Review: Deep as the Sky, Red as the Sea

Rita Chang-Eppig's sharp, gritty first novel, Deep as the Sky, Red as the Sea, takes readers on a high-seas adventure alongside a legendary Chinese pirate queen who must reckon with government crackdowns on piracy and encroaching Europeans in the early 1800s.

Shek Yeung is co-commander of the Red Banner Fleet and Scourge of the South China Sea when her husband, fleet commander Cheng Yat, dies in battle against Portuguese sailors. Now that her greatest supporter is dead, she must secure her position as leader; hold together the Red Banner Fleet's alliances; and keep her boats and crew safe in the face of the emperor's violent crusade against piracy.
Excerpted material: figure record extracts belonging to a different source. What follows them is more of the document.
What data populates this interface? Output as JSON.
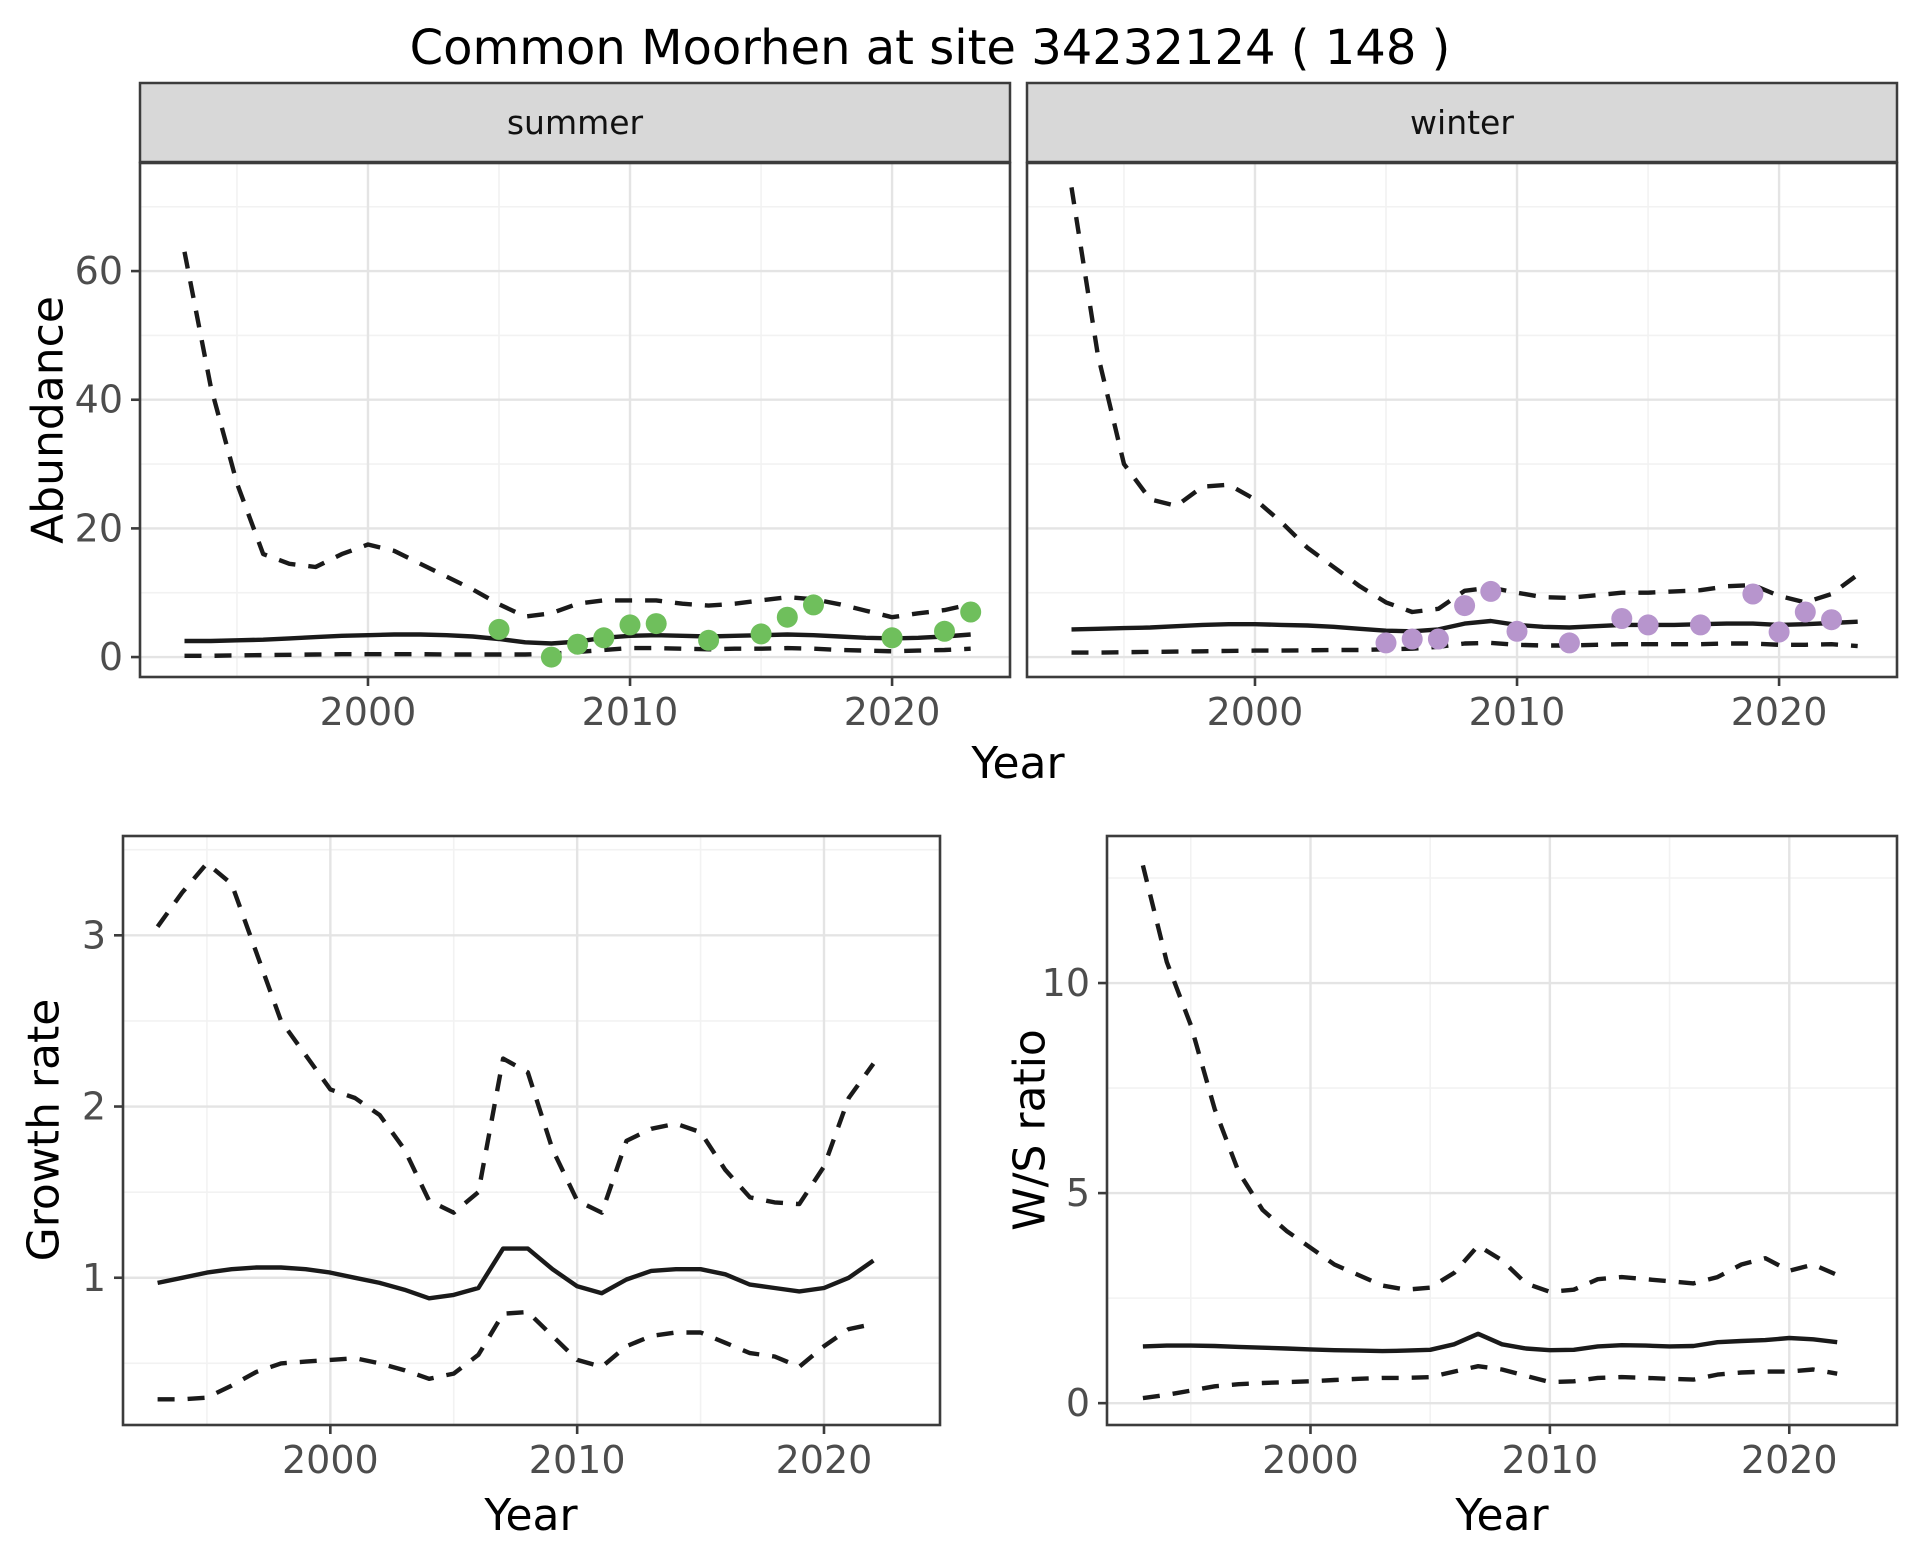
{
  "chart_data": {
    "type": "line",
    "title": "Common Moorhen at site 34232124 ( 148 )",
    "x_label_top": "Year",
    "facets": [
      "summer",
      "winter"
    ],
    "legend_position": "none",
    "grid": true,
    "x_ticks": [
      2000,
      2010,
      2020
    ],
    "x_minor_ticks": [
      1995,
      2005,
      2015,
      2025
    ],
    "colors": {
      "summer_points": "#6FBF5C",
      "winter_points": "#B795CD",
      "lines": "#1A1A1A",
      "strip_fill": "#D8D8D8",
      "tick_text": "#4D4D4D"
    },
    "panels": [
      {
        "id": "summer",
        "facet_label": "summer",
        "y_label": "Abundance",
        "x_label": null,
        "y_ticks": [
          0,
          20,
          40,
          60
        ],
        "y_minor_ticks": [
          10,
          30,
          50,
          70
        ],
        "y_ticks_shown": true,
        "xlim": [
          1991.3,
          2024.5
        ],
        "ylim": [
          -3.1,
          76.8
        ],
        "years": [
          1993,
          1994,
          1995,
          1996,
          1997,
          1998,
          1999,
          2000,
          2001,
          2002,
          2003,
          2004,
          2005,
          2006,
          2007,
          2008,
          2009,
          2010,
          2011,
          2012,
          2013,
          2014,
          2015,
          2016,
          2017,
          2018,
          2019,
          2020,
          2021,
          2022,
          2023
        ],
        "series": [
          {
            "name": "upper_ci",
            "style": "dashed",
            "values": [
              63,
              42,
              27,
              16,
              14.5,
              14,
              16,
              17.5,
              16.5,
              14.5,
              12.5,
              10.5,
              8.2,
              6.3,
              6.8,
              8.3,
              8.8,
              8.8,
              8.8,
              8.3,
              8.0,
              8.3,
              8.8,
              9.3,
              9.0,
              8.2,
              7.2,
              6.2,
              6.8,
              7.3,
              8.2
            ]
          },
          {
            "name": "mean",
            "style": "solid",
            "values": [
              2.5,
              2.5,
              2.6,
              2.7,
              2.9,
              3.1,
              3.3,
              3.4,
              3.5,
              3.5,
              3.4,
              3.2,
              2.8,
              2.3,
              2.1,
              2.4,
              3.0,
              3.3,
              3.4,
              3.3,
              3.2,
              3.3,
              3.4,
              3.5,
              3.4,
              3.2,
              3.0,
              2.9,
              3.0,
              3.2,
              3.5
            ]
          },
          {
            "name": "lower_ci",
            "style": "dashed",
            "values": [
              0.2,
              0.2,
              0.25,
              0.3,
              0.35,
              0.4,
              0.45,
              0.45,
              0.45,
              0.45,
              0.4,
              0.4,
              0.4,
              0.4,
              0.5,
              0.8,
              1.1,
              1.4,
              1.4,
              1.3,
              1.2,
              1.3,
              1.3,
              1.4,
              1.3,
              1.1,
              1.0,
              0.9,
              1.0,
              1.1,
              1.3
            ]
          }
        ],
        "points": {
          "color": "#6FBF5C",
          "years": [
            2005,
            2007,
            2008,
            2009,
            2010,
            2011,
            2013,
            2015,
            2016,
            2017,
            2020,
            2022,
            2023
          ],
          "values": [
            4.3,
            0,
            2,
            3,
            5,
            5.2,
            2.6,
            3.6,
            6.2,
            8.1,
            3,
            4,
            7
          ]
        }
      },
      {
        "id": "winter",
        "facet_label": "winter",
        "y_label": null,
        "x_label": null,
        "y_ticks": [
          0,
          20,
          40,
          60
        ],
        "y_minor_ticks": [
          10,
          30,
          50,
          70
        ],
        "y_ticks_shown": false,
        "xlim": [
          1991.3,
          2024.5
        ],
        "ylim": [
          -3.1,
          76.8
        ],
        "years": [
          1993,
          1994,
          1995,
          1996,
          1997,
          1998,
          1999,
          2000,
          2001,
          2002,
          2003,
          2004,
          2005,
          2006,
          2007,
          2008,
          2009,
          2010,
          2011,
          2012,
          2013,
          2014,
          2015,
          2016,
          2017,
          2018,
          2019,
          2020,
          2021,
          2022,
          2023
        ],
        "series": [
          {
            "name": "upper_ci",
            "style": "dashed",
            "values": [
              73,
              47,
              30,
              24.5,
              23.5,
              26.5,
              26.8,
              24.5,
              21,
              17,
              14,
              11,
              8.5,
              7,
              7.5,
              10.3,
              10.8,
              10,
              9.3,
              9.2,
              9.6,
              10,
              10,
              10.2,
              10.4,
              11,
              11.2,
              9.5,
              8.5,
              9.8,
              12.8
            ]
          },
          {
            "name": "mean",
            "style": "solid",
            "values": [
              4.3,
              4.4,
              4.5,
              4.6,
              4.8,
              5.0,
              5.1,
              5.1,
              5.0,
              4.9,
              4.7,
              4.4,
              4.1,
              4.0,
              4.3,
              5.2,
              5.6,
              5.0,
              4.7,
              4.6,
              4.8,
              5.0,
              5.0,
              5.0,
              5.1,
              5.2,
              5.2,
              5.0,
              5.1,
              5.3,
              5.5
            ]
          },
          {
            "name": "lower_ci",
            "style": "dashed",
            "values": [
              0.7,
              0.7,
              0.75,
              0.8,
              0.85,
              0.9,
              0.95,
              1.0,
              1.0,
              1.05,
              1.1,
              1.1,
              1.2,
              1.3,
              1.6,
              2.1,
              2.2,
              1.9,
              1.8,
              1.8,
              1.9,
              2.0,
              2.0,
              2.0,
              2.0,
              2.1,
              2.1,
              1.9,
              1.9,
              2.0,
              1.7
            ]
          }
        ],
        "points": {
          "color": "#B795CD",
          "years": [
            2005,
            2006,
            2007,
            2008,
            2009,
            2010,
            2012,
            2014,
            2015,
            2017,
            2019,
            2020,
            2021,
            2022
          ],
          "values": [
            2.2,
            2.8,
            2.8,
            8,
            10.2,
            4,
            2.2,
            6,
            5,
            5,
            9.8,
            3.9,
            7,
            5.8
          ]
        }
      },
      {
        "id": "growth",
        "facet_label": null,
        "y_label": "Growth rate",
        "x_label": "Year",
        "y_ticks": [
          1,
          2,
          3
        ],
        "y_minor_ticks": [
          0.5,
          1.5,
          2.5,
          3.5
        ],
        "y_ticks_shown": true,
        "xlim": [
          1991.6,
          2024.7
        ],
        "ylim": [
          0.14,
          3.58
        ],
        "years": [
          1993,
          1994,
          1995,
          1996,
          1997,
          1998,
          1999,
          2000,
          2001,
          2002,
          2003,
          2004,
          2005,
          2006,
          2007,
          2008,
          2009,
          2010,
          2011,
          2012,
          2013,
          2014,
          2015,
          2016,
          2017,
          2018,
          2019,
          2020,
          2021,
          2022
        ],
        "series": [
          {
            "name": "upper_ci",
            "style": "dashed",
            "values": [
              3.05,
              3.25,
              3.42,
              3.3,
              2.9,
              2.5,
              2.3,
              2.1,
              2.05,
              1.95,
              1.75,
              1.45,
              1.38,
              1.5,
              2.28,
              2.2,
              1.75,
              1.45,
              1.38,
              1.8,
              1.87,
              1.9,
              1.85,
              1.63,
              1.47,
              1.44,
              1.43,
              1.65,
              2.05,
              2.25
            ]
          },
          {
            "name": "mean",
            "style": "solid",
            "values": [
              0.97,
              1.0,
              1.03,
              1.05,
              1.06,
              1.06,
              1.05,
              1.03,
              1.0,
              0.97,
              0.93,
              0.88,
              0.9,
              0.94,
              1.17,
              1.17,
              1.05,
              0.95,
              0.91,
              0.99,
              1.04,
              1.05,
              1.05,
              1.02,
              0.96,
              0.94,
              0.92,
              0.94,
              1.0,
              1.1
            ]
          },
          {
            "name": "lower_ci",
            "style": "dashed",
            "values": [
              0.29,
              0.29,
              0.3,
              0.37,
              0.45,
              0.5,
              0.51,
              0.52,
              0.53,
              0.5,
              0.46,
              0.41,
              0.44,
              0.55,
              0.79,
              0.8,
              0.66,
              0.52,
              0.48,
              0.6,
              0.66,
              0.68,
              0.68,
              0.62,
              0.56,
              0.54,
              0.48,
              0.6,
              0.7,
              0.73
            ]
          }
        ],
        "points": null
      },
      {
        "id": "ws",
        "facet_label": null,
        "y_label": "W/S ratio",
        "x_label": "Year",
        "y_ticks": [
          0,
          5,
          10
        ],
        "y_minor_ticks": [
          2.5,
          7.5,
          12.5
        ],
        "y_ticks_shown": true,
        "xlim": [
          1991.5,
          2024.5
        ],
        "ylim": [
          -0.52,
          13.5
        ],
        "years": [
          1993,
          1994,
          1995,
          1996,
          1997,
          1998,
          1999,
          2000,
          2001,
          2002,
          2003,
          2004,
          2005,
          2006,
          2007,
          2008,
          2009,
          2010,
          2011,
          2012,
          2013,
          2014,
          2015,
          2016,
          2017,
          2018,
          2019,
          2020,
          2021,
          2022
        ],
        "series": [
          {
            "name": "upper_ci",
            "style": "dashed",
            "values": [
              12.8,
              10.5,
              9.0,
              7.0,
              5.5,
              4.6,
              4.1,
              3.7,
              3.3,
              3.05,
              2.8,
              2.7,
              2.75,
              3.1,
              3.75,
              3.4,
              2.85,
              2.65,
              2.7,
              2.95,
              3.0,
              2.95,
              2.9,
              2.85,
              3.0,
              3.3,
              3.45,
              3.15,
              3.3,
              3.05
            ]
          },
          {
            "name": "mean",
            "style": "solid",
            "values": [
              1.35,
              1.37,
              1.37,
              1.36,
              1.34,
              1.32,
              1.3,
              1.28,
              1.26,
              1.25,
              1.24,
              1.25,
              1.27,
              1.4,
              1.65,
              1.4,
              1.3,
              1.26,
              1.27,
              1.35,
              1.38,
              1.37,
              1.35,
              1.36,
              1.45,
              1.48,
              1.5,
              1.55,
              1.52,
              1.45
            ]
          },
          {
            "name": "lower_ci",
            "style": "dashed",
            "values": [
              0.12,
              0.2,
              0.3,
              0.4,
              0.45,
              0.48,
              0.5,
              0.52,
              0.55,
              0.58,
              0.6,
              0.6,
              0.62,
              0.75,
              0.88,
              0.8,
              0.65,
              0.5,
              0.52,
              0.6,
              0.62,
              0.6,
              0.58,
              0.56,
              0.68,
              0.73,
              0.75,
              0.75,
              0.8,
              0.7
            ]
          }
        ],
        "points": null
      }
    ]
  }
}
Shek Yeung is no stranger to survival situations, though. A youth spent in forced prostitution on the flower boats after pirates murdered her family honed her skill at strategy, the quality that motivated her husband to abduct and marry her in the first place. She swiftly seeks a consolidation of power by marrying her husband's second-in-command, Cheung Po, who shares with her the distinction of having been both Cheng Yat's protege and captive. She fears her new husband may assassinate her and take full command of the fleet, but instead he seems bent on impressing her. Soon Shek Yeung must outwit a ruthless nobleman and uncover a plot by aggressive European powers, while struggling through a complicated pregnancy.
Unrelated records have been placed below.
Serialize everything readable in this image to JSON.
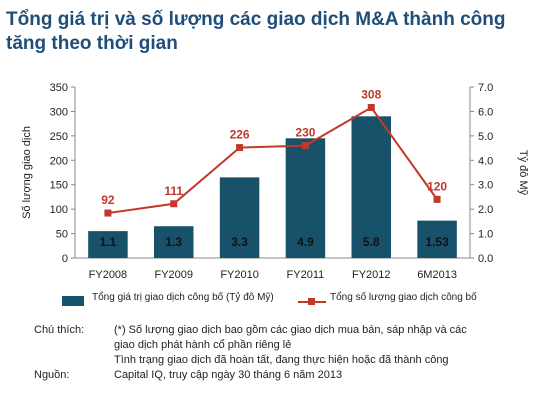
{
  "title": {
    "line1": "Tổng giá trị và số lượng các giao dịch M&A thành công",
    "line2": "tăng theo thời gian"
  },
  "chart_data": {
    "type": "bar",
    "categories": [
      "FY2008",
      "FY2009",
      "FY2010",
      "FY2011",
      "FY2012",
      "6M2013"
    ],
    "series": [
      {
        "name": "Tổng giá trị giao dịch công bố (Tỷ đô Mỹ)",
        "type": "bar",
        "axis": "right",
        "values": [
          1.1,
          1.3,
          3.3,
          4.9,
          5.8,
          1.53
        ],
        "labels": [
          "1.1",
          "1.3",
          "3.3",
          "4.9",
          "5.8",
          "1.53"
        ],
        "color": "#17526a"
      },
      {
        "name": "Tổng số lượng giao dịch công bố",
        "type": "line",
        "axis": "left",
        "values": [
          92,
          111,
          226,
          230,
          308,
          120
        ],
        "labels": [
          "92",
          "111",
          "226",
          "230",
          "308",
          "120"
        ],
        "color": "#c0392b"
      }
    ],
    "ylabel": "Số lượng giao dịch",
    "ylabel_right": "Tỷ đô Mỹ",
    "ylim": [
      0,
      350
    ],
    "ylim_right": [
      0,
      7.0
    ],
    "yticks": [
      "0",
      "50",
      "100",
      "150",
      "200",
      "250",
      "300",
      "350"
    ],
    "yticks_right": [
      "0.0",
      "1.0",
      "2.0",
      "3.0",
      "4.0",
      "5.0",
      "6.0",
      "7.0"
    ],
    "grid": false,
    "legend_position": "bottom"
  },
  "notes": {
    "note_label": "Chú thích:",
    "note_line1": "(*) Số lượng giao dịch bao gồm các giao dịch mua bán, sáp nhập và các",
    "note_line2": "giao dịch phát hành cổ phần riêng lẻ",
    "note_line3": "Tình trạng giao dịch đã hoàn tất, đang thực hiện hoặc đã thành công",
    "source_label": "Nguồn:",
    "source_text": "Capital IQ, truy cập ngày 30 tháng 6 năm 2013"
  }
}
This fascinating portrait of a woman determined to survive no matter the challenge will captivate readers' imaginations. Shek Yeung is a smart, ruthless, and pragmatic heroine who believes "honor was scarcely different from stupidity." She kills without remorse, but she is also fiercely protective of her people and supportive of other women. Her story is a meditation on the meaning of power and what one must give up to keep it. Chang-Eppig emphasizes the logic of piracy in China during a time when land annexations drove many farmers to meager lives on fishing boats, and then to raiding other vessels. However, she never romanticizes their lives at sea, striving instead for a realistic imagining of an often cutthroat existence. The piratical cast includes a range of women with various crucial jobs, rather than portraying Shek Yeung as an anomaly. Book clubs and solo readers alike should find much food for thought in this blend of high-stakes action and a complex character sketch of a fierce and wily leader. --Jaclyn Fulwood, blogger at Infinite Reads

Shelf Talker: This gritty historical adventure on the high seas is based on the life of a legendary Chinese pirate queen.